For each sector, the regional achievable savings by major measure bundle is derived using a cost-effectiveness limit as calculated above using the base market price and load forecasts. A summary workbook with all measures and their benefit-cost ratio, as calculated by the formulation described, is available here. The savings are shown for the near term action plan period (through 2027) and for the entire period covered by the 2021 Power Plan (through 2041) for the residential, commercial, industrial, agricultural, and utility sectors. The purpose of these tables is to show the major sources of cost-effective energy efficiency identified in the Council’s 2021 Power Plan.
Resilience and Flexibility
The Council also considered including estimates of resilience and flexibility in the cost-effectiveness determination. Resilience represents the ability for a building to maintain comfort during prolonged power outages by maintain thermal comfort in conditioned spaces, improved air quality, avoiding freezing pipes. Flexibility represents the overall ability of the grid to balance supply and demand. This is primarily accomplished by having embedded controls for the utility to use buildings to dynamically adjust load and could also be through improved weatherization to minimize occupant disruption by changing HVAC settings. However, these are challenging to quantify and the deferred resource value already captures some of these benefits. If considered, not all efficiency measures provide these values. The table below highlights which measures in the 2021 Plan might include one or both of these values. Any measure that improves a buildings ability to ride-through a power outage or extreme weather event receives the resilience credit. Measures that provide controls (where the baseline does not) receives the flexibility credit. As described in the section on actions to support the conservation target, the RTF should work with other regional experts to determine these values for consideration in the subsequent power plan.

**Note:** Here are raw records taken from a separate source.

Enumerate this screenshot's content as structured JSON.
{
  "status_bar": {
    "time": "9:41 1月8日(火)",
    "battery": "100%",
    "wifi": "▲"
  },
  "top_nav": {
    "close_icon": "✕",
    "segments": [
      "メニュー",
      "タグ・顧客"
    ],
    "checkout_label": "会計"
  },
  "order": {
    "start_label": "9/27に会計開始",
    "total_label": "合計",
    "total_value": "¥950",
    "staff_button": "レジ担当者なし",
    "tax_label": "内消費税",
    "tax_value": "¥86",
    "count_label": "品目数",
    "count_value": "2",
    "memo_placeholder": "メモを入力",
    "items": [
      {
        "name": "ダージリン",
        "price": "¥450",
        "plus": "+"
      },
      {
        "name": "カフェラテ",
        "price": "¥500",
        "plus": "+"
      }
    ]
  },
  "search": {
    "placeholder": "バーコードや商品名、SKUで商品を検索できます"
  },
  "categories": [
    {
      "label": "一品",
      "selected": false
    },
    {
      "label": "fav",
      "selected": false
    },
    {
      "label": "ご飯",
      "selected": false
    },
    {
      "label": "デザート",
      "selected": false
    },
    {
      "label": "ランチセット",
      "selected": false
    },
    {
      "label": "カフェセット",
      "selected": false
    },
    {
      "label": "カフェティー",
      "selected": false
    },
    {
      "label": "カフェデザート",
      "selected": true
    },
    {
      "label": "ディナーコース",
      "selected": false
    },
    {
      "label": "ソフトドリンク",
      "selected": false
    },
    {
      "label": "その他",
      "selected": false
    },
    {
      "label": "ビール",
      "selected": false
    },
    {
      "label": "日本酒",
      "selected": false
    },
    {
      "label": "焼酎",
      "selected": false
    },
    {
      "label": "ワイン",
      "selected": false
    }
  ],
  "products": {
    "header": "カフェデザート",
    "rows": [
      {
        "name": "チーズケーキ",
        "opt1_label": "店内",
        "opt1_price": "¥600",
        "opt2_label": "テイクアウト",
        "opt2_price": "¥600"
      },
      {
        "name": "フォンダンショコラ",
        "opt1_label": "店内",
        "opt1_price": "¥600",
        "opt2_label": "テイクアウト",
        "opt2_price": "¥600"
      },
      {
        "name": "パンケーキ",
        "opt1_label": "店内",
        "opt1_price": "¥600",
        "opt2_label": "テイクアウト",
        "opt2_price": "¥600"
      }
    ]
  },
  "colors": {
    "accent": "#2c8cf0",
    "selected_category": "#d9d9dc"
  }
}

|Commercial||Advanced rooftop controls||x|
|Commercial energy management||x|
|Ductless heat pumps||x|
|Secondary Glazing Systems||x||x|
|Very High Efficiency - Dedicated Outdoor Air Systems||x|
|Variable Refrigerant Flow - Dedicated Outdoor Air Systems||x|
|Residential||Advanced Power Strips||x|
|Air source heat pump upgrade to variable capacity systems||x|
|Ductless heat pumps||x|
|Ductless heat pumps in ducted applications||x|
|Electric vehicle supply equipment||x|
|Water heater pipe insulation||x|
 The deferred transmission and distribution capacity credits have also been slightly updated from the inputs based on utility data available after the development of the supply curves.
 Net loads represent loads net of resources, primarily solar resources.